For The Most Flavorful Burger Patties, Treat Them Like This Decadent Cut Of Meat
It's easy to let burger night fall into the "just" category of home cooking, which creeps up when you dismiss your hard work as "just" making this or that. You can delete this word, and its undermining weight, by preparing your burgers with the care you normally give to steak. After all, if you're already spending time and effort gently mixing ground beef to avoid toughness, forming perfect patties, and achieving your ideal internal temperature, you may as well go the extra mile.

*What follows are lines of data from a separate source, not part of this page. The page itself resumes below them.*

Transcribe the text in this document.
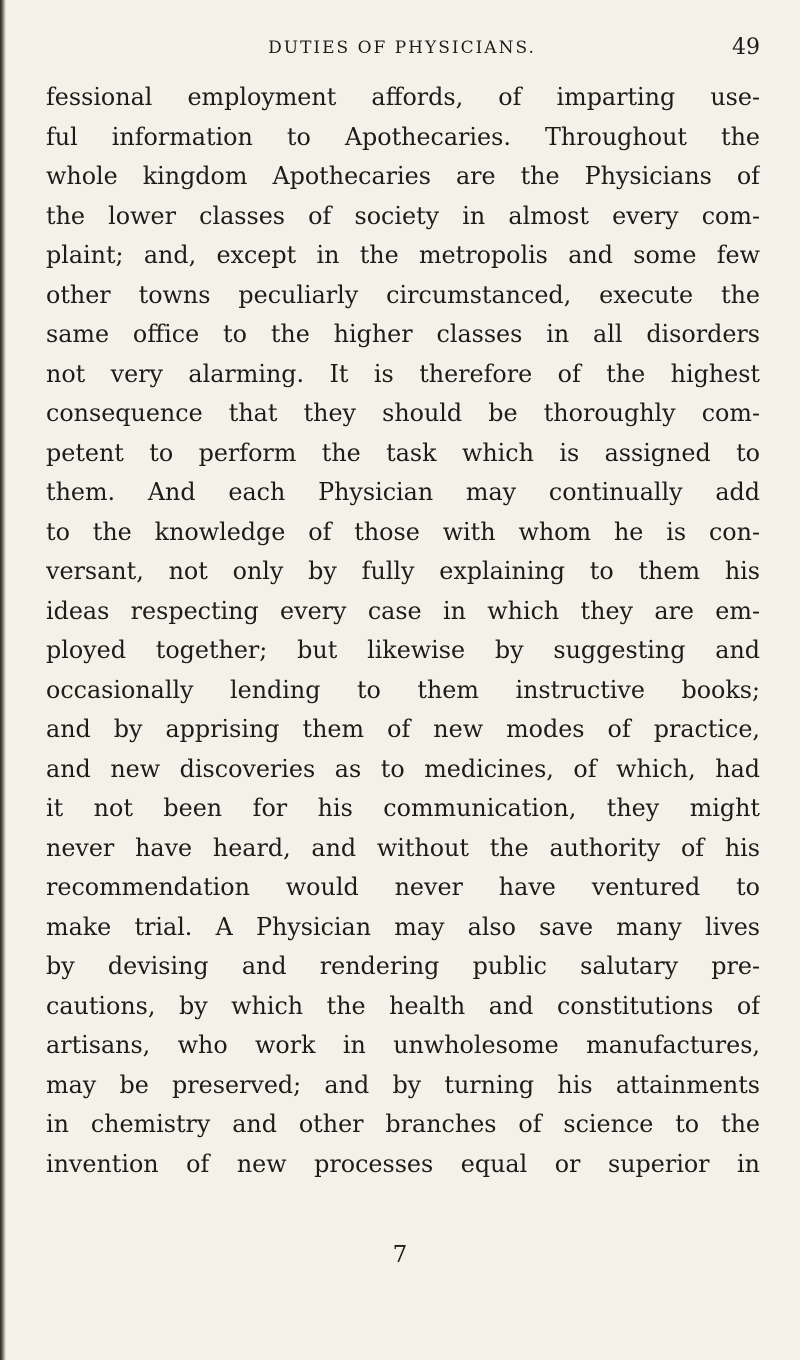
DUTIES OF PHYSICIANS.	49
fessional employment affords, of imparting use-
ful information to Apothecaries. Throughout the
whole kingdom Apothecaries are the Physicians of
the lower classes of society in almost every com-
plaint; and, except in the metropolis and some few
other towns peculiarly circumstanced, execute the
same office to the higher classes in all disorders
not very alarming. It is therefore of the highest
consequence that they should be thoroughly com-
petent to perform the task which is assigned to
them. And each Physician may continually add
to the knowledge of those with whom he is con-
versant, not only by fully explaining to them his
ideas respecting every case in which they are em-
ployed together; but likewise by suggesting and
occasionally lending to them instructive books;
and by apprising them of new modes of practice,
and new discoveries as to medicines, of which, had
it not been for his communication, they might
never have heard, and without the authority of his
recommendation would never have ventured to
make trial. A Physician may also save many lives
by devising and rendering public salutary pre-
cautions, by which the health and constitutions of
artisans, who work in unwholesome manufactures,
may be preserved; and by turning his attainments
in chemistry and other branches of science to the
invention of new processes equal or superior in
7
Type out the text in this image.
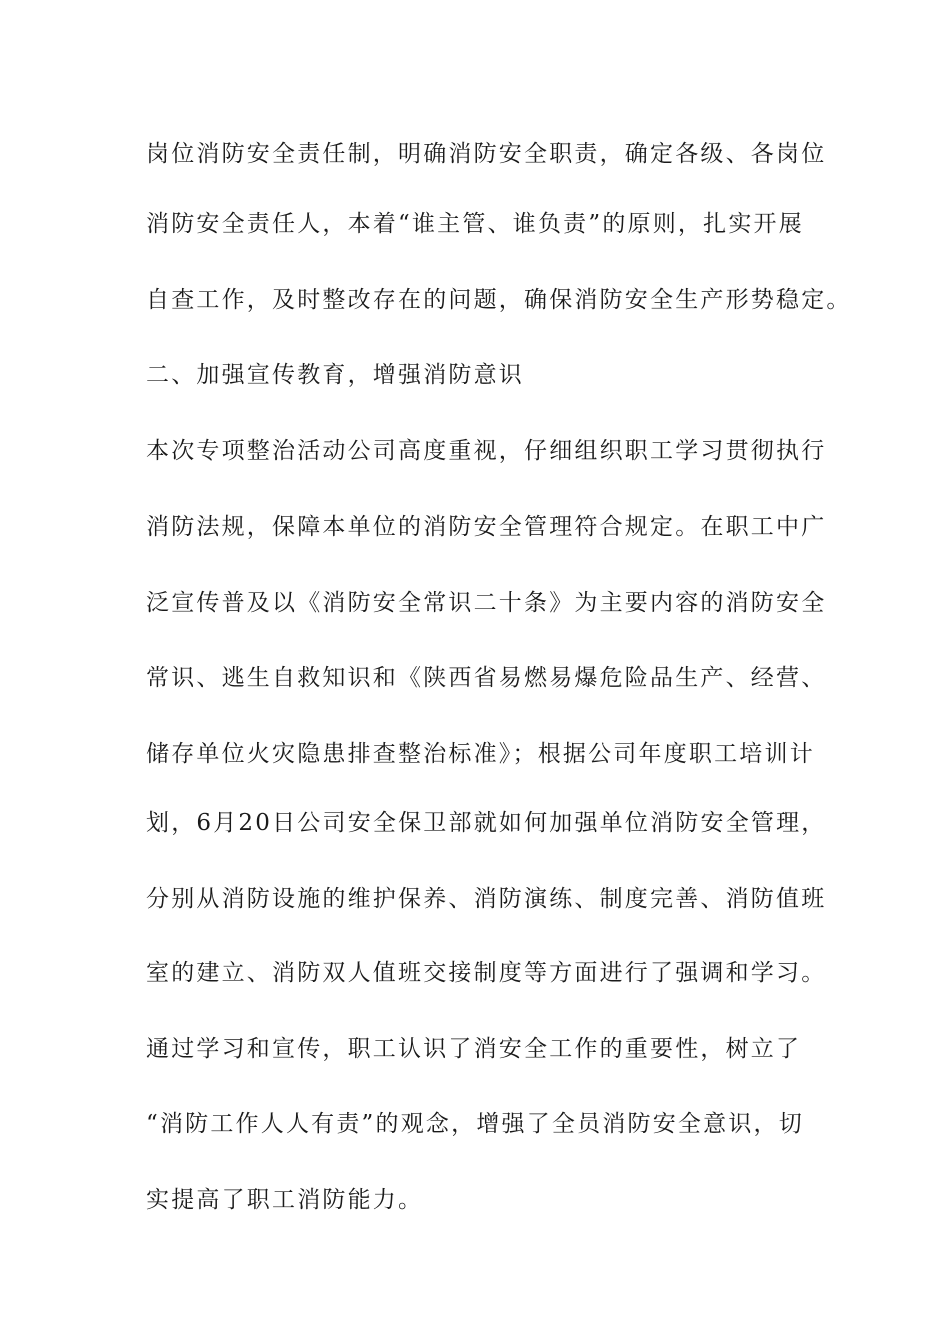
岗位消防安全责任制，明确消防安全职责，确定各级、各岗位
消防安全责任人，本着“谁主管、谁负责”的原则，扎实开展
自查工作，及时整改存在的问题，确保消防安全生产形势稳定。
二、加强宣传教育，增强消防意识
本次专项整治活动公司高度重视，仔细组织职工学习贯彻执行
消防法规，保障本单位的消防安全管理符合规定。在职工中广
泛宣传普及以《消防安全常识二十条》为主要内容的消防安全
常识、逃生自救知识和《陕西省易燃易爆危险品生产、经营、
储存单位火灾隐患排查整治标准》；根据公司年度职工培训计
划，6月20日公司安全保卫部就如何加强单位消防安全管理，
分别从消防设施的维护保养、消防演练、制度完善、消防值班
室的建立、消防双人值班交接制度等方面进行了强调和学习。
通过学习和宣传，职工认识了消安全工作的重要性，树立了
“消防工作人人有责”的观念，增强了全员消防安全意识，切
实提高了职工消防能力。
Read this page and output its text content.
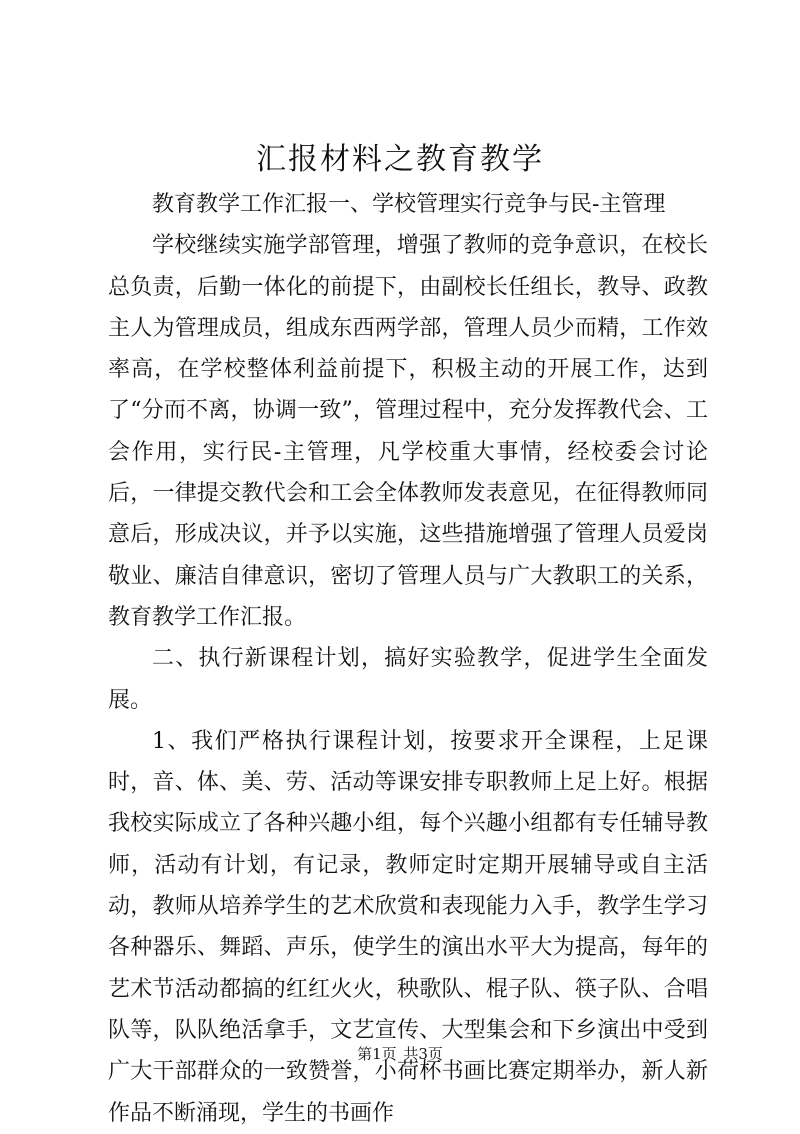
汇报材料之教育教学

教育教学工作汇报一、学校管理实行竞争与民-主管理

学校继续实施学部管理，增强了教师的竞争意识，在校长总负责，后勤一体化的前提下，由副校长任组长，教导、政教主人为管理成员，组成东西两学部，管理人员少而精，工作效率高，在学校整体利益前提下，积极主动的开展工作，达到了“分而不离，协调一致”，管理过程中，充分发挥教代会、工会作用，实行民-主管理，凡学校重大事情，经校委会讨论后，一律提交教代会和工会全体教师发表意见，在征得教师同意后，形成决议，并予以实施，这些措施增强了管理人员爱岗敬业、廉洁自律意识，密切了管理人员与广大教职工的关系，教育教学工作汇报。

二、执行新课程计划，搞好实验教学，促进学生全面发展。

1、我们严格执行课程计划，按要求开全课程，上足课时，音、体、美、劳、活动等课安排专职教师上足上好。根据我校实际成立了各种兴趣小组，每个兴趣小组都有专任辅导教师，活动有计划，有记录，教师定时定期开展辅导或自主活动，教师从培养学生的艺术欣赏和表现能力入手，教学生学习各种器乐、舞蹈、声乐，使学生的演出水平大为提高，每年的艺术节活动都搞的红红火火，秧歌队、棍子队、筷子队、合唱队等，队队绝活拿手，文艺宣传、大型集会和下乡演出中受到广大干部群众的一致赞誉，小荷杯书画比赛定期举办，新人新作品不断涌现，学生的书画作

第1页 共3页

Prioritizing the Mailliard reaction as you would for far more expensive cuts than you use for burger meat, such as T-bones and porterhouses, is a perfect place to start. See, plenty of folks obsess over the sizzling, browning, flavor enhancing chemical reaction to give steak its fragrant, satisfying crust, but they might not give it as much thought when whipping up a batch of burgers. However, you can activate the very same Maillard reaction that makes for a better steak by doing next to nothing to those patties. Just pat them dry to stave off steam (that moisture might otherwise arise when your patties hit a medium-high-heated skillet) and leave them alone on each side until they develop a tasty mahogany hue. It makes a big impact with little more than the restraint it takes to keep from flipping.
More ways to treat your burgers like steaks
Letting the Maillard reaction properly brown your burgers like you would with steak is a big improvement, but not the only one. Think about all the things you do to create a great steak. A cast iron pan produces optimal steaks, for example. As luck would have it, burgers are better in cast iron, too. That's yet one more way to give 'em the elegant steak treatment.
You can also be as serious about burger seasonings as you are with steak's. Even simple salt and pepper can improve ground beef — regardless of where you fall in the debate on when to add them. You can also toss in the rosemary, thyme, and bay leaf Gordon Ramsay adds to his fillets to bring some of those aromatic notes to humble chuck. Their mere presence doesn't penetrate the meat, however; you need a liquid conduit. The butter baste you might give a steak is also an excellent way to transfer that herbaceous flavor into burgers.
Truly, the more steak preparations one considers, the more are revealed to also be excellent for burger making. That even comes down to gauging doneness: A properly applied meat thermometer is the best way to identify rare, medium, and well-done finishes, regardless of your protein's composition.